Number of correct prediction: 32135 / 39073


To get a better assessment, we can compute the average success rate:

In [39]:
(target == target_predicted).mean()

0.8224349294909529

## Train-Test Data Split

<div class="alert alert-block alert-warning">
When building a machine learning model, it is important to evaluate the trained model on data that was not used to fit it. Generalization vs. memorization
</div>

The data used to fit a model is called training data, while the data used to assess a model is classed testing data. Usually we have one data set and we split the train and the test data from this data set using an sklearn method. In this example we have two csv files with one containing only train data and the other only test data. So, let's start by loading the required data sets.

In [40]:
# load test data set
adult_census_test = pd.read_csv('data/adult-census-numeric-test.csv')

In [41]:
adult_census_test.shape

(9769, 5)

From this new loaded data, we separate our input features and the target to predict.  
Note that with target we mean y and with data: X.

In [42]:
target_test = adult_census_test['class']
data_test = adult_census_test.drop(columns=['class',])

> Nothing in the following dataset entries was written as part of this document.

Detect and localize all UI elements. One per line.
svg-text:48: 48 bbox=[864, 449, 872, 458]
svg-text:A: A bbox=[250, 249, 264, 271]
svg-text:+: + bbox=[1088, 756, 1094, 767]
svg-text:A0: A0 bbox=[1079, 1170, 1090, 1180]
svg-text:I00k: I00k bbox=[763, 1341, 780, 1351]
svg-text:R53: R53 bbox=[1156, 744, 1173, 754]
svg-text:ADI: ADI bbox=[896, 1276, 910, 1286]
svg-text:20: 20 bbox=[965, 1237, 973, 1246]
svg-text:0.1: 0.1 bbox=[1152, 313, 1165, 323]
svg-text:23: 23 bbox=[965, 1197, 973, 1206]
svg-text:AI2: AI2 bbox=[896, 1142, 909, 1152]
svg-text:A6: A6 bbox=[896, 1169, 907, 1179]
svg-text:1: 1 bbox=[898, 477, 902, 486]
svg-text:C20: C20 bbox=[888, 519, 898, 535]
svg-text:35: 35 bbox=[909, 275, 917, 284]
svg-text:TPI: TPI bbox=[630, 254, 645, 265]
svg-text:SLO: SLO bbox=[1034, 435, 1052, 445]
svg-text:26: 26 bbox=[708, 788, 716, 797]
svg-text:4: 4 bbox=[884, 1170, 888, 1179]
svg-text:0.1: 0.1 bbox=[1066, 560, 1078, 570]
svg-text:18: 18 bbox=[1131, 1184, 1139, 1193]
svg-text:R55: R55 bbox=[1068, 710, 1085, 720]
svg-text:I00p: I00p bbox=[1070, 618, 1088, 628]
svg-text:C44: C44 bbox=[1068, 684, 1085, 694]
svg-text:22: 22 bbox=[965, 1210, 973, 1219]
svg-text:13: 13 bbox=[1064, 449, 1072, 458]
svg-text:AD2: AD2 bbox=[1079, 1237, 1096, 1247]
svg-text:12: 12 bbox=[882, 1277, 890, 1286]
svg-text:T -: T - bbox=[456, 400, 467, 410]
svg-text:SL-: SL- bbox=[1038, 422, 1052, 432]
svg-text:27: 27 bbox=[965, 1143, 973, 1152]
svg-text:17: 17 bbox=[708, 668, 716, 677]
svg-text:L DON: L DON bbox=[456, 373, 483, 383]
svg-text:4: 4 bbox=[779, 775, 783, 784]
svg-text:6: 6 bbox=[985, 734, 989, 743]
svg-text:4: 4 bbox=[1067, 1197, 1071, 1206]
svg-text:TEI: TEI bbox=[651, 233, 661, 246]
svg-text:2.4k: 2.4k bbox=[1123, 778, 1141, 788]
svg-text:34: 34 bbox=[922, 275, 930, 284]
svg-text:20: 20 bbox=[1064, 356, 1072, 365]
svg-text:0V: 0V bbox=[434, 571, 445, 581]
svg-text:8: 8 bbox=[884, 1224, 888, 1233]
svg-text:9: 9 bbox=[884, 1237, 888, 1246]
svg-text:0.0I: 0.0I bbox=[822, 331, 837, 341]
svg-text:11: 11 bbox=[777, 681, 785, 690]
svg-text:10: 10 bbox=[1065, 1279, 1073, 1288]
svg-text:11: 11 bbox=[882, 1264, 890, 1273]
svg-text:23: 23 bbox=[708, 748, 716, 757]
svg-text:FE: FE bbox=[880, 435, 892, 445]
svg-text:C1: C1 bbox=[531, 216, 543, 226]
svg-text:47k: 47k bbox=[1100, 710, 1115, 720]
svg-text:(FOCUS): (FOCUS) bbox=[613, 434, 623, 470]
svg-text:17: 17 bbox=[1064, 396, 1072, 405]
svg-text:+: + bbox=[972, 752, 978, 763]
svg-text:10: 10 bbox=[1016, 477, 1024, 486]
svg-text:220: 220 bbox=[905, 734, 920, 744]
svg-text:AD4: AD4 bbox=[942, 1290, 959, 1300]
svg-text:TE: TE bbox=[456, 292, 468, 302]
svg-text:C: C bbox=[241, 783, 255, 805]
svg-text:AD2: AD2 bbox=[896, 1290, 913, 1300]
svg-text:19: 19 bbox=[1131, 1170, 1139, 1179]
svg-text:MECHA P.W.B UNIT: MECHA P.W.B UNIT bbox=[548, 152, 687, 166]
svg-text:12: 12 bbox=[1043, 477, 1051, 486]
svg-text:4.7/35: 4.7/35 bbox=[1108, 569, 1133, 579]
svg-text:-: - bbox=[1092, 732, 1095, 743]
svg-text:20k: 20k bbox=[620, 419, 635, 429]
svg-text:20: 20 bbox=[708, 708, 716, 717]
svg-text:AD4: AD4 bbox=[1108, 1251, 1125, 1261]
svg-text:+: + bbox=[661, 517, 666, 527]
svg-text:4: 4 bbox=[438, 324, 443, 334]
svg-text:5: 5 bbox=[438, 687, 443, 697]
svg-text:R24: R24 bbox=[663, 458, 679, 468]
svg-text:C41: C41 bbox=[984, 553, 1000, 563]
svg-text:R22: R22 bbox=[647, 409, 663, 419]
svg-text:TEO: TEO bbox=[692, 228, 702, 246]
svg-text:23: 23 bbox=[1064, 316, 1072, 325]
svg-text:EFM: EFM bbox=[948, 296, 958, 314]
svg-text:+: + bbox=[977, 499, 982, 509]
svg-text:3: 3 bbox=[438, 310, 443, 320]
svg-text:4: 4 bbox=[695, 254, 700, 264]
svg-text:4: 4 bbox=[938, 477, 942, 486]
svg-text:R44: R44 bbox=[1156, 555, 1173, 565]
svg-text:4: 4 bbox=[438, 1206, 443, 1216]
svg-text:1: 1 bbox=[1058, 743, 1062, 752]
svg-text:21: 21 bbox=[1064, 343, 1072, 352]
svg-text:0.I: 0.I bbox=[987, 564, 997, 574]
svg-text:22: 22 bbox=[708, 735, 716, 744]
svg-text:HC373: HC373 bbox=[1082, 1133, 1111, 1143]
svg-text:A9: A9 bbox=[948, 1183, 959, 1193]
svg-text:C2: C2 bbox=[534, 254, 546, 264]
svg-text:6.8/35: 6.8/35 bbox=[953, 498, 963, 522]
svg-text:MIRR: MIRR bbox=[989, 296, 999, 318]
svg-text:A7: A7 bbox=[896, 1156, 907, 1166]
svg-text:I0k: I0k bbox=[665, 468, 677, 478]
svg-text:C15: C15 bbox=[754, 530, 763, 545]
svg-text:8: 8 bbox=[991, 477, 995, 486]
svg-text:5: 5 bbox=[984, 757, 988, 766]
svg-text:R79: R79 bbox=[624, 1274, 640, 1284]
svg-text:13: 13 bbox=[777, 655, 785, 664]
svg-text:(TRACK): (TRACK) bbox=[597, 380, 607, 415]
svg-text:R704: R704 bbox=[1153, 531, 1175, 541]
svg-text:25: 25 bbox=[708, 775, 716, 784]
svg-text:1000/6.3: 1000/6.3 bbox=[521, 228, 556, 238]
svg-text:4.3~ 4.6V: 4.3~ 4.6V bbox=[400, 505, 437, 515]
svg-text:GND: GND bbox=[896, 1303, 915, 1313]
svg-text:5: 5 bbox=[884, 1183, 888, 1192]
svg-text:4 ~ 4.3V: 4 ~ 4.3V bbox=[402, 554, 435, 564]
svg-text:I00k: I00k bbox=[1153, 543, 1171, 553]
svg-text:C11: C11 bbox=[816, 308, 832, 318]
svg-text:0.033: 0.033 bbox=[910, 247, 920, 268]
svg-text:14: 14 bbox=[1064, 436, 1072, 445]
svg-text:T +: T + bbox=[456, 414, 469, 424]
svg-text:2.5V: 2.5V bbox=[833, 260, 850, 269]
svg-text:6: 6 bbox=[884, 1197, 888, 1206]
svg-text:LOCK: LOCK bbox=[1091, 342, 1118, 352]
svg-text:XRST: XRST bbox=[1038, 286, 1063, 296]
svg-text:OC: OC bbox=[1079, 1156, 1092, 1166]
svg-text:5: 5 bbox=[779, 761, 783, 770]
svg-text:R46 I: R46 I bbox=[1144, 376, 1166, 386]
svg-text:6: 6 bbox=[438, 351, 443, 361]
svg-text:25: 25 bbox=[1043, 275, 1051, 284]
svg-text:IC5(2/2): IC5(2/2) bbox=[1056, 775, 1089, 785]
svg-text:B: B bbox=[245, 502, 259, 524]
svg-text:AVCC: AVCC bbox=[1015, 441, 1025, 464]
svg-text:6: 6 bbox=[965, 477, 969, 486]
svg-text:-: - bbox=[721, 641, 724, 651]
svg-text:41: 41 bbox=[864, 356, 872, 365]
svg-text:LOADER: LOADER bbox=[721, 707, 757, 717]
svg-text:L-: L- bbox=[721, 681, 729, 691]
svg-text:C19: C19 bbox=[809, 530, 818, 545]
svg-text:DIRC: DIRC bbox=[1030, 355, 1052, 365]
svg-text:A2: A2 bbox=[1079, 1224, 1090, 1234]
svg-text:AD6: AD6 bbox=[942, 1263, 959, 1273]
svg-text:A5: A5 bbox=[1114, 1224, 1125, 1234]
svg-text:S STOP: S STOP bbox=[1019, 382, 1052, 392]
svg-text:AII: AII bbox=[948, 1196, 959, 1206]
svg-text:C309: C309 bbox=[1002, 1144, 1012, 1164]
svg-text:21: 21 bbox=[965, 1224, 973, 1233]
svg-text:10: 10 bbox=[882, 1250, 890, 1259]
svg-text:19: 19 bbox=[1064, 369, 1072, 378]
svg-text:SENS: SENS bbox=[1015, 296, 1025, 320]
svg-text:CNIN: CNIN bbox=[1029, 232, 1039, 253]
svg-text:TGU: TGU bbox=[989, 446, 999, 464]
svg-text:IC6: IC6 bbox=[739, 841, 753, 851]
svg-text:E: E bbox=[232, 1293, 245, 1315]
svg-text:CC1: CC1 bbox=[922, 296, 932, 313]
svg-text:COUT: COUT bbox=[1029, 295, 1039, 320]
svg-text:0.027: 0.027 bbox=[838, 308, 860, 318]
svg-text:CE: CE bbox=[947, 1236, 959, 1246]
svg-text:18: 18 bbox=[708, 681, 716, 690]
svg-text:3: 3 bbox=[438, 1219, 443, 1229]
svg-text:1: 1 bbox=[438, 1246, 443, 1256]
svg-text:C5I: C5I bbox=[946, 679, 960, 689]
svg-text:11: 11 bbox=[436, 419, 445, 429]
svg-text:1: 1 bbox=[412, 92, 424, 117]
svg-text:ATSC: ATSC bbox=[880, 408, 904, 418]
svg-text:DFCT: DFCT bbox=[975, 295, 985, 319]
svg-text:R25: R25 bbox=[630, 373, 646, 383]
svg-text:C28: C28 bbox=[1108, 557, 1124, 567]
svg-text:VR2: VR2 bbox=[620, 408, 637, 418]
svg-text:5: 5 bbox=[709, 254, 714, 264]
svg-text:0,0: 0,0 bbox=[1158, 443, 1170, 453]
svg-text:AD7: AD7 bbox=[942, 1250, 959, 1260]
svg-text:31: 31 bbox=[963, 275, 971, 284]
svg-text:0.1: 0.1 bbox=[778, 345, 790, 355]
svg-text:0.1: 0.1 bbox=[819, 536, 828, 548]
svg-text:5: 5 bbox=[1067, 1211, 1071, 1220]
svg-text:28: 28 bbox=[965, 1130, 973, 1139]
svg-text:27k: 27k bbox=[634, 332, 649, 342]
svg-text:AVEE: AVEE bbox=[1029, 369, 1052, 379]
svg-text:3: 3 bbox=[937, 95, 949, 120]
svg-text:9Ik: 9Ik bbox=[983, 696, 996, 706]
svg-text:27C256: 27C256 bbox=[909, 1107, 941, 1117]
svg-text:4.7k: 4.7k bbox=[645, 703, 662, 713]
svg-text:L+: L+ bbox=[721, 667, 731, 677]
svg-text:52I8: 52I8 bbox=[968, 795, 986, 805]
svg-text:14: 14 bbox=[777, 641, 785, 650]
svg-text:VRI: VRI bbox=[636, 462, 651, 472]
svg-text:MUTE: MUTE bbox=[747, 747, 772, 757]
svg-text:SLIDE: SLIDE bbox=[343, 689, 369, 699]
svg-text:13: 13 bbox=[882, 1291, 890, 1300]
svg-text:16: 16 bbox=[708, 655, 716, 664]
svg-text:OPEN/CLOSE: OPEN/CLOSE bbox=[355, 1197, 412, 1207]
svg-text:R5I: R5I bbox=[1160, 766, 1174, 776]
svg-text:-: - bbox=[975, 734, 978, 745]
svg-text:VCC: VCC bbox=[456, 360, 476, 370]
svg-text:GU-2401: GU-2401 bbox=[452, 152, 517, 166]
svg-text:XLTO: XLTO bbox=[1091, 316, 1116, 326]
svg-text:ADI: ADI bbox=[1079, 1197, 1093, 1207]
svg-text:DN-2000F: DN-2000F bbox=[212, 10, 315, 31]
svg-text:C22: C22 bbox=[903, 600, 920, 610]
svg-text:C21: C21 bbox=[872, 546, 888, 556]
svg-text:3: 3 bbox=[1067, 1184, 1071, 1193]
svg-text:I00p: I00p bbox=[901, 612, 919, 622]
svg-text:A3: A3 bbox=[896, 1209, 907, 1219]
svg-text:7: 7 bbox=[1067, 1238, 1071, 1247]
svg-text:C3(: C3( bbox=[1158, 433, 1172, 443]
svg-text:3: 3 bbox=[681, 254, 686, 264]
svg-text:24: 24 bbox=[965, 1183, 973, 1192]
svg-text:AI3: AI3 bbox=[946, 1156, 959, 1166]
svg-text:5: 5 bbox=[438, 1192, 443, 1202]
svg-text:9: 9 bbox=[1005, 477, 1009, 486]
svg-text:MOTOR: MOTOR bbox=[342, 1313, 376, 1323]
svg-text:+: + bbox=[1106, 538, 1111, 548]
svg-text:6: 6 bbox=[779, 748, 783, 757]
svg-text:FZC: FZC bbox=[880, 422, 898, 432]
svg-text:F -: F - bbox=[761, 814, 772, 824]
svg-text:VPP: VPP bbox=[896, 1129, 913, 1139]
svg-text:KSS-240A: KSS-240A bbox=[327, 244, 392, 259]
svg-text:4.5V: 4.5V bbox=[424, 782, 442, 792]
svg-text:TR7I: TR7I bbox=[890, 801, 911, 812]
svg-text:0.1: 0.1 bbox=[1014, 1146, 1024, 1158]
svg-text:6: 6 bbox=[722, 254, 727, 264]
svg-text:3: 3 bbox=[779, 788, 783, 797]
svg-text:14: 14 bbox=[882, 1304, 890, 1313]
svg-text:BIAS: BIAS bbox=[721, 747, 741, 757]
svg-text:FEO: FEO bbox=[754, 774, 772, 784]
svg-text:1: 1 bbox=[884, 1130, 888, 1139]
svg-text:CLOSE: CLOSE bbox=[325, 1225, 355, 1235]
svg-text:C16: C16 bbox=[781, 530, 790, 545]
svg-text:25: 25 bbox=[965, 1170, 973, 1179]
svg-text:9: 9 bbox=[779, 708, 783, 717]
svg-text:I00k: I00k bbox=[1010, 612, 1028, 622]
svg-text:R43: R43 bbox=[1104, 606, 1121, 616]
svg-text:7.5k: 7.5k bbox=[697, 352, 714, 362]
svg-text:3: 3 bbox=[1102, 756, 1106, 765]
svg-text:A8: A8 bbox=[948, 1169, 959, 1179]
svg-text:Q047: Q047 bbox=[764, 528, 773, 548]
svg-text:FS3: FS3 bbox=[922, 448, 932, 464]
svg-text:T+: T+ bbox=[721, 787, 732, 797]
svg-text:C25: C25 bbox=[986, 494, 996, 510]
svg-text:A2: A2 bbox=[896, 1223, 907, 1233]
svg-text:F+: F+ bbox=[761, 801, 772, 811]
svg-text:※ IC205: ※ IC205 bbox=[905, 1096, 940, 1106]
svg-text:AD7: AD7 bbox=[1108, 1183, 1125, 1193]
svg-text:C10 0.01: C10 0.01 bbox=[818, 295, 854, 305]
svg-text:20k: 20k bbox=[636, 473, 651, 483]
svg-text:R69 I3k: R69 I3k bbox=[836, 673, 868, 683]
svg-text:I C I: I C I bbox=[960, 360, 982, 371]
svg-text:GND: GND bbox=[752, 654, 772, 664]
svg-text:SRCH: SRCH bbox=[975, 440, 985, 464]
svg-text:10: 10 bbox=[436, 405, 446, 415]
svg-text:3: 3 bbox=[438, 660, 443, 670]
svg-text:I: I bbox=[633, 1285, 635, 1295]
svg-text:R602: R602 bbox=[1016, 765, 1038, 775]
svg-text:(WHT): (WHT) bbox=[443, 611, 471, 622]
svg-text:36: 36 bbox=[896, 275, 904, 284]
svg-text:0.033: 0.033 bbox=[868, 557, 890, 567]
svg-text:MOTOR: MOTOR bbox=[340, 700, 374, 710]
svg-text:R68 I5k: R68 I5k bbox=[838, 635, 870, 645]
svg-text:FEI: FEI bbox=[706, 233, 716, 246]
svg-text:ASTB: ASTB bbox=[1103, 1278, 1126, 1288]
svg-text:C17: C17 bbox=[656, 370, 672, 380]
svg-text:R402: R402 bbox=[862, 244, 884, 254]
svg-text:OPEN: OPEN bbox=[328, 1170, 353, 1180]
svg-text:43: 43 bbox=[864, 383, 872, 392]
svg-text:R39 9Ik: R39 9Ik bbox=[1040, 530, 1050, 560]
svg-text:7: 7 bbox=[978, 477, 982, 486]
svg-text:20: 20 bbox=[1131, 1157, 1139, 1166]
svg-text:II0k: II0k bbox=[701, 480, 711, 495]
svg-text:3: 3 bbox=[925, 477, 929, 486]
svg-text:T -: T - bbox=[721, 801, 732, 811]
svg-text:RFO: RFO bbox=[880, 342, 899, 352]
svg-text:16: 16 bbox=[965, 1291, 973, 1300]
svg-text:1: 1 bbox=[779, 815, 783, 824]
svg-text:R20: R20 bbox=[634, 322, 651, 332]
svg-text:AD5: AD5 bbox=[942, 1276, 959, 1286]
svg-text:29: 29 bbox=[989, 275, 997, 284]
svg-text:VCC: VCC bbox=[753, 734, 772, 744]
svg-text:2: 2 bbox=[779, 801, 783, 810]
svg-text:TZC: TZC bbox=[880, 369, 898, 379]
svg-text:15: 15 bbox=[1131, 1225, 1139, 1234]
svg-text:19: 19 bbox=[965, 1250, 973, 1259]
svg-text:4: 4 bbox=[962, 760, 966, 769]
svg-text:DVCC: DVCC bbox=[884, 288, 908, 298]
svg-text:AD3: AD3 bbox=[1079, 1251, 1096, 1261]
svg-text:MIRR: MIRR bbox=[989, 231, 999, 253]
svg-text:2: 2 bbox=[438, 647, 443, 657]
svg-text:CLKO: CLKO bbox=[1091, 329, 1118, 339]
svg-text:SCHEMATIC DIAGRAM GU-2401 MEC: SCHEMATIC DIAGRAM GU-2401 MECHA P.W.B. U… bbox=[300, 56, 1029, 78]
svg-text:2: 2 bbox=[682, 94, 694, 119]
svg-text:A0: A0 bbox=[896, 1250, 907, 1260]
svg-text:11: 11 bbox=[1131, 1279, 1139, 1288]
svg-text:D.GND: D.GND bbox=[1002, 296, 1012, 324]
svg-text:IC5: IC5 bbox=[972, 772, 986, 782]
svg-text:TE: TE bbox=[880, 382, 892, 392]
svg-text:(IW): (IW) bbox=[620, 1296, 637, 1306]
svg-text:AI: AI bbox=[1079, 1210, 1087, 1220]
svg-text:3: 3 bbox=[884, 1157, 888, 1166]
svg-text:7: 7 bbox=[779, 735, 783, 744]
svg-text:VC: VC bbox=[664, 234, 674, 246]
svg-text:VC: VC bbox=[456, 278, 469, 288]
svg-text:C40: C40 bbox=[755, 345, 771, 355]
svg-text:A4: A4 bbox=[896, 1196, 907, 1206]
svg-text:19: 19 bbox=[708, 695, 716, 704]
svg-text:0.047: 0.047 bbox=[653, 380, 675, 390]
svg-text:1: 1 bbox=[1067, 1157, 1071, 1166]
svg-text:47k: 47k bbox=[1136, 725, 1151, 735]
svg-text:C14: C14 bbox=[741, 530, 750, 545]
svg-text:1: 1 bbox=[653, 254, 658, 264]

Instead of computing the prediction and manually computing the average success rate, we can use the method `score`. When dealing with classifiers this method returns their performance metric.

In [43]:
accuracy = model.score(data_test, target_test)
model_name = model.__class__.__name__

print(f"The test accuracy using a {model_name} is {accuracy:.3f}")

The test accuracy using a KNeighborsClassifier is 0.807


Let's check the underlying mechanism when the score method is called:

![image.png](attachment:96c5aec9-7b9c-4ea9-b474-173076aab011.png)

To compute the score, the predictor first computes the predictions (using the predict method) and then uses a scoring function to compare the true target $y$ and the predictions. Finally, the score is returned.

If we compare with the accuracy obtained by wrongly evaluating the model on the training set, we find that this evaluation was indeed optimistic compared to the score obtained on a held-out test set.

It shows the importance to always testing the generalization performance of predictive models on a different set than the one used to train these models. We will discuss later in more details how predictive models should be evaluated.